5. Elbit Systems' huge deal from about a month ago with a "foreign country" is one that is supposed to inject much-needed money into the security system that is at its center. This is the largest deal in Elbit's history, worth about $2.3 billion, and was brokered and completed with the involvement of the Ministry of Defense. The French intelligence website Intelligence Online reported that the country involved in the deal is the United Arab Emirates. The deliberate obscurity surrounding the deal stems, among other things, from a warning from the country with which it was signed that if its details were revealed, it would be canceled in a way that would supposedly harm the security of the State of Israel. The Ministry of Defense and Elbit refuse to answer the many questions on the subject.

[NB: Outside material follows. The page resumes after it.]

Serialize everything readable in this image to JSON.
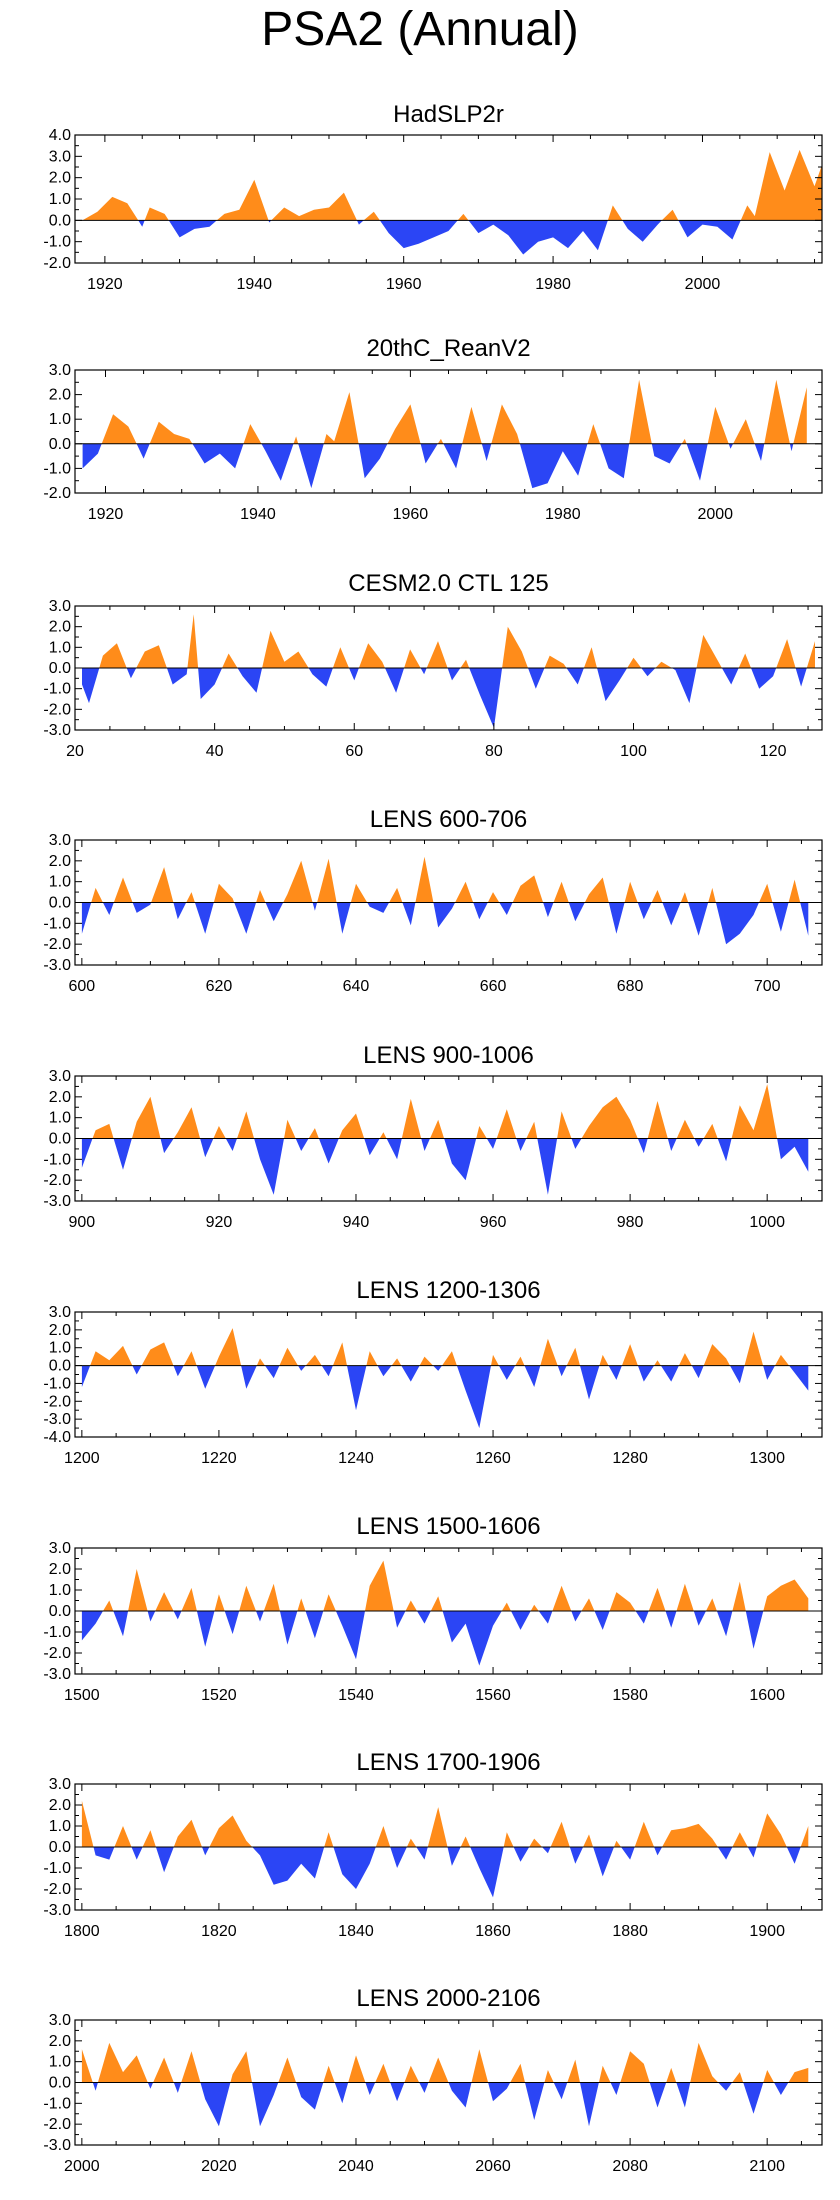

Under the guise of secrecy, they are avoiding providing explanations and answers. The report on the French website, against the backdrop of the Calcalist exposure, places the defense establishment in an embarrassing situation that raises questions. Only in recent weeks, officers in the IDF and Air Force warned that supplying F-35 aircraft to Saudi Arabia would jeopardize their military advantage in the region, and now Israel is bringing such a situation on itself. "A delusion and a dangerous adventure," said a senior defense official familiar with the details of the deal in a conversation with Calcalist. According to him, "the defense establishment is trying to fulfill its commitment to the absolute secrecy of the engagement, and in the name of that secrecy, its senior officials are trying to escape the need to provide explanations for it."
Questions remain over why such a sensitive system was sold to the UAE, or to any country at all, at a time when Israeli defense companies are generating record revenues. It is also unclear how Israel is ensuring long-term control and security of the technology involved.